The decision to halt the new-build winery is, in my view, pragmatic. It reduces execution and planning risk, preserves balance sheet flexibility and keeps focus on the core brand. Optimising Tenterden for sparkling – where Chapel Down is strongest – and tapping existing third‑party capacity for still wines should support growth without a big capex bill.
There are trade-offs. Using third-party capacity introduces some operational dependency, and investors should watch cost of goods and quality consistency. Management, however, guides that the cost impact will be immaterial and that total medium‑term capacity of 3,300 tonnes is sufficient to meet growth plans.
Stock rose 17% to £25.6m as the company bottled the standout 2023 harvest and continued cultivation. This is normal for a sparkling-led model – inventory is the flywheel for future revenues – but it ties up cash. Operating cash outflow improved to £0.4m from £2.9m, helped by working capital phasing, yet finance costs stepped up to £0.4m.

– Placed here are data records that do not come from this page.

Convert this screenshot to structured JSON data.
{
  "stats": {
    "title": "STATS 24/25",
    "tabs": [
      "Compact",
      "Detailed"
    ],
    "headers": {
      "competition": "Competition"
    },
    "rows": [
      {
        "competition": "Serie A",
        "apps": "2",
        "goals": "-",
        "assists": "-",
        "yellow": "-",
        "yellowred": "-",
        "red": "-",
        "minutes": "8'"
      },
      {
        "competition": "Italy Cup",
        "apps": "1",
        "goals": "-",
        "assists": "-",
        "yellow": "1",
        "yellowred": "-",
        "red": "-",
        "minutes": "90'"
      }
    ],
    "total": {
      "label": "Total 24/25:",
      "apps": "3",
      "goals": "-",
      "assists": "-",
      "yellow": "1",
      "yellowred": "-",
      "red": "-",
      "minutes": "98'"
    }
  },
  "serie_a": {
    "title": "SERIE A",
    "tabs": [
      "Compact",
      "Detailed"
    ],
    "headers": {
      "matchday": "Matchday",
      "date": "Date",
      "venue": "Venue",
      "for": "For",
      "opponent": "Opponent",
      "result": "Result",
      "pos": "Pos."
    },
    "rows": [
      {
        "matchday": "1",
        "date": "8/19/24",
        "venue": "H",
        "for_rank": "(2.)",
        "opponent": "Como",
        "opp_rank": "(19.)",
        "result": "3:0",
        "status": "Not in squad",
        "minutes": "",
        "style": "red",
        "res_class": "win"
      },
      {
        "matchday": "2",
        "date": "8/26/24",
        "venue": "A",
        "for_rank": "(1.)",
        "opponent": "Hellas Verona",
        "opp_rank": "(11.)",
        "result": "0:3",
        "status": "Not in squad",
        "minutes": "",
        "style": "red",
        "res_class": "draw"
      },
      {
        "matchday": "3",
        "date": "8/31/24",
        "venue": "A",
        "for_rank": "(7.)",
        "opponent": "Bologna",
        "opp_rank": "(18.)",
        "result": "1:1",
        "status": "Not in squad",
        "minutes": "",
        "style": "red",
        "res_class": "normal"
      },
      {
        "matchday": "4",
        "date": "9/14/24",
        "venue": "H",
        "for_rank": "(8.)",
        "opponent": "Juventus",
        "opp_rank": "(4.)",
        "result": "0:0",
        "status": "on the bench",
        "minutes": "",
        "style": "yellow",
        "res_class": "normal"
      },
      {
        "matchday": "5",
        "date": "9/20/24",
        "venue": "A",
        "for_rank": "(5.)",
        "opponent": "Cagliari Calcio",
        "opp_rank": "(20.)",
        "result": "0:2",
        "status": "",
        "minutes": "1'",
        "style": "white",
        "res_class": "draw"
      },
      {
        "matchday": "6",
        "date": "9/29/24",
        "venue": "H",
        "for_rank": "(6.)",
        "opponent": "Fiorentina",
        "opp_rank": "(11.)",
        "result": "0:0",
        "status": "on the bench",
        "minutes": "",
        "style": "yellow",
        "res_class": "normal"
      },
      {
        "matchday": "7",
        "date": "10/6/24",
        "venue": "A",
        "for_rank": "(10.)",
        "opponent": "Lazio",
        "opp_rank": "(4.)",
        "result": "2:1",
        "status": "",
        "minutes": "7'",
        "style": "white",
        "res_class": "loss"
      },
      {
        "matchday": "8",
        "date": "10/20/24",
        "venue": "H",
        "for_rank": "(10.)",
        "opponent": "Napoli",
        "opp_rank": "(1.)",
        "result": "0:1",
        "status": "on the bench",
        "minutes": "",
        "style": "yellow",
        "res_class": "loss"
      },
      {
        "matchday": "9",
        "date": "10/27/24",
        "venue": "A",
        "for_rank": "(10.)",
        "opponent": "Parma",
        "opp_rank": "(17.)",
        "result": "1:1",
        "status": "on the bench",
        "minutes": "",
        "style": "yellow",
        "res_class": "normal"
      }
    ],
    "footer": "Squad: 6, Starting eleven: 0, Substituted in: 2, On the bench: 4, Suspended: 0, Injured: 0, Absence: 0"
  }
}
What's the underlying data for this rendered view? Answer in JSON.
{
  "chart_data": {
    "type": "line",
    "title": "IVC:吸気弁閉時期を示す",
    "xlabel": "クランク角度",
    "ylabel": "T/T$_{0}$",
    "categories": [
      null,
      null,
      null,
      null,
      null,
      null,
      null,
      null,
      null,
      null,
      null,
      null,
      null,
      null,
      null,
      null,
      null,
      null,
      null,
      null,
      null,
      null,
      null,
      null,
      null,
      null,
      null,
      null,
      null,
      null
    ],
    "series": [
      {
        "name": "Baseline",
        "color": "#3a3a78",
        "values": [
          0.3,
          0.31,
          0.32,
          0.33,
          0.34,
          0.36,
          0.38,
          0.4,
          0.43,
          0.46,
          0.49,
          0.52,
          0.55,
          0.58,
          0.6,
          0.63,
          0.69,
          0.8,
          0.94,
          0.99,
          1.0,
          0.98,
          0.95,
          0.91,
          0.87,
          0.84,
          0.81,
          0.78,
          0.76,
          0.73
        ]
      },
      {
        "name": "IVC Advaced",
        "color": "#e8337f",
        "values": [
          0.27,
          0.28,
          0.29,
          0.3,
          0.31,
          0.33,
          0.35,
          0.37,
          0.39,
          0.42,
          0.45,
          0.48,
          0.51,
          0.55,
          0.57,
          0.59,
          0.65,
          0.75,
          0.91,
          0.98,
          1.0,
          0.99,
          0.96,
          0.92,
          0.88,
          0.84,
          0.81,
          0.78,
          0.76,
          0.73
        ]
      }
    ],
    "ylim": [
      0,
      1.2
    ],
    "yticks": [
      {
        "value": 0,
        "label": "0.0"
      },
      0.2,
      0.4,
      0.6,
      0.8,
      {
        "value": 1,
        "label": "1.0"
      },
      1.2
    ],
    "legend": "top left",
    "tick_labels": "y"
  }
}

Net debt (excluding leases) increased to £11.3m. Chapel Down has a £20m Revolving Credit Facility (RCF – a flexible bank line) with an accordion option to £30m, which management says provides sufficient support to build maturing stocks and reinvest in existing assets. Net assets stand at £32.2m, or £0.19 per share, and the Board notes that IFRS book values understate the market value of tangible assets.
There is fresh leadership with CEO James Pennefather and CFO Louan Mouton, plus the appointment of Michael Spencer as Non‑Executive Chair and Simon Litherland as Independent NED. The core strategy remains intact, sharpened into three priorities: brand value enhancement, sustainable channel expansion, and disciplined capital management. The long‑term ambition is bold – win an equivalent 1% share of the global Champagne market by 2035.
The summer weather has been kind. The winemaker is forecasting a high‑quality, above‑average vintage, subject to harvest conditions. Trading since July has remained robust, especially in Off‑Trade, and the Board reiterates confidence in delivering strong sales growth and a return to full profitability for FY 2025.
Bottom line: this is a solid half from Chapel Down. The sales engine is working, the brand is gaining ground, and the winery pivot swaps grand projects for cash discipline. If H2 margins tick up as guided and the harvest lands well, the setup for a profitable year looks credible.